The internet brought down the marginal cost of distribution to zero, right? So, before, like, whatever you’d send, you know, a box or you’d send a letter and then the price per bit dropped and you could send it over the internet. By the way, also four orders of magnitude improvement. And this ushered in kind of the internet revolution, right? This is kind of Amazon and Google and Salesforce.
So, it’s pretty clear if you just take the fundamental economic analysis that these large models bring the marginal cost of creation to zero, like creating that image and language understanding, like reasoning over those documents. And these are very, very broad areas that they can be applied to.
Now, whenever we talk about economics, we always kind of talk about job dislocation as well. It’s very, very important, especially with an economic dislocation of this size. We can learn from the last two epochs, both the microchip and the internet in that if demand is elastic, so, for example, the demand for compute seems kind of unlimited and the demand for distribution seems kind of unlimited, that even though the costs drop, the total throughput, the total use increases by a lot because it becomes more accessible. And so, rather than removing jobs or removing value, these tend to expand growth. Like, the internet almost certainly expanded growth in the United States. And so, we think the same thing is gonna happen here as well.
So, get ready for a new wave of iconic companies. It’s almost certainly gonna happen.
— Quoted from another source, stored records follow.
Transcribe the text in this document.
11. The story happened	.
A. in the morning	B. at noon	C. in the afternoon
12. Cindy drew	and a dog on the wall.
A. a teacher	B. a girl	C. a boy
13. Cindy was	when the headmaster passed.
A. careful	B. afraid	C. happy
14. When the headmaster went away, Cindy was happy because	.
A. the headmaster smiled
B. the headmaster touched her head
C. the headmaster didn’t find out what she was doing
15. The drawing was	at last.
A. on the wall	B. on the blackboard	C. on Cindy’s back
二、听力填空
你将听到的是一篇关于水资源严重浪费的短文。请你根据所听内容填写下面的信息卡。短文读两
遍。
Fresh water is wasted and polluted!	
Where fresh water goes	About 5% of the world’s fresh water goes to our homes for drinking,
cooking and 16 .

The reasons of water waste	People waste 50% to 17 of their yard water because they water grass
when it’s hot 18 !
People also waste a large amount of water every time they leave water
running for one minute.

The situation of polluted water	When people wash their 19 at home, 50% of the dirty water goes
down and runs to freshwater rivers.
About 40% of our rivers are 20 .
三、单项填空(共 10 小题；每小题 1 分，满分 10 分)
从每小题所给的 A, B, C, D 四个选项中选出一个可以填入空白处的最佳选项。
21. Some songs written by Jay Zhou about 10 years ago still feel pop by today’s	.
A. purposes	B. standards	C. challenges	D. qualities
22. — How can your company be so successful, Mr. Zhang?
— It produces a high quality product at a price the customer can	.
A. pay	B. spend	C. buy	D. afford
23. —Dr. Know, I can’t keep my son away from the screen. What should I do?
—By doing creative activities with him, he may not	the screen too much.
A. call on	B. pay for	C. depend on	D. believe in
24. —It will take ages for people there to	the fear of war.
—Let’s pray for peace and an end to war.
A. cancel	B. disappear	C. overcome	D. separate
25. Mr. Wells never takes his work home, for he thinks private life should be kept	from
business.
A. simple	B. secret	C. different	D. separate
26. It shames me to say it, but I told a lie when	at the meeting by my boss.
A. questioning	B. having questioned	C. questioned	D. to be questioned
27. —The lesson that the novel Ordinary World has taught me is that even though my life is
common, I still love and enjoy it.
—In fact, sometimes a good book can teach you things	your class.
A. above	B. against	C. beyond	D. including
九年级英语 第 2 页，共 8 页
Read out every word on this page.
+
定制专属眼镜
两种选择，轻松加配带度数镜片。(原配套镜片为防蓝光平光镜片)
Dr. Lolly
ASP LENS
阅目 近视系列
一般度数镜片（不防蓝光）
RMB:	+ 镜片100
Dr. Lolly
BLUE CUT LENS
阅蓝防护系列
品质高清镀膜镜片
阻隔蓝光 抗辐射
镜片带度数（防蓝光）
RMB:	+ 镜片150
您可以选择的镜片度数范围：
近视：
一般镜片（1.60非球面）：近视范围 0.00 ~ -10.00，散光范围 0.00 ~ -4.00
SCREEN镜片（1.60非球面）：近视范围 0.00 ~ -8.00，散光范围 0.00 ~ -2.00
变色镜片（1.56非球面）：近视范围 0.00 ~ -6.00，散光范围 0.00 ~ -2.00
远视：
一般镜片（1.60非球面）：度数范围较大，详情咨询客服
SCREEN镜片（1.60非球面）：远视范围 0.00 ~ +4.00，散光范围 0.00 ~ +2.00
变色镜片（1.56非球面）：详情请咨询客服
It’s not just the technology which is solving problems that have never been solved before, but the economic case is absolutely there.
You know, when this happened with the internet, like, we didn’t really know what was gonna be on the other side of it. Like, we couldn’t have predicted Google and we couldn’t have predicted Yahoo, but we knew it was gonna be something. And it’s kind of one of those moments, but we have some glimpses, right? We know, like, the social order is changing. We know, like, this is a very real use case that’s monetizing today and people are using.
We absolutely think that creativity itself is going to change. You know, productivity, this kind of mean workers, like, this is happening as well. And if you really want some prognostication for where this is all going, I mean, for the first time, I say there is actually real line of sight to embodied AGI. And by embodied AGI I mean something that’s economically viable so you don’t have a bunch of robots that can’t work because they’re too expensive. Like, actually, like solving problems that we need to have solved.
And so, like, with that, listen, there’s a lot to do. This is gonna be a major value driver. I think it requires a ton of partnership from the VC community, from the tech community, and certainly from D.C. So, I appreciate all of you being here today, and your patience with my talk.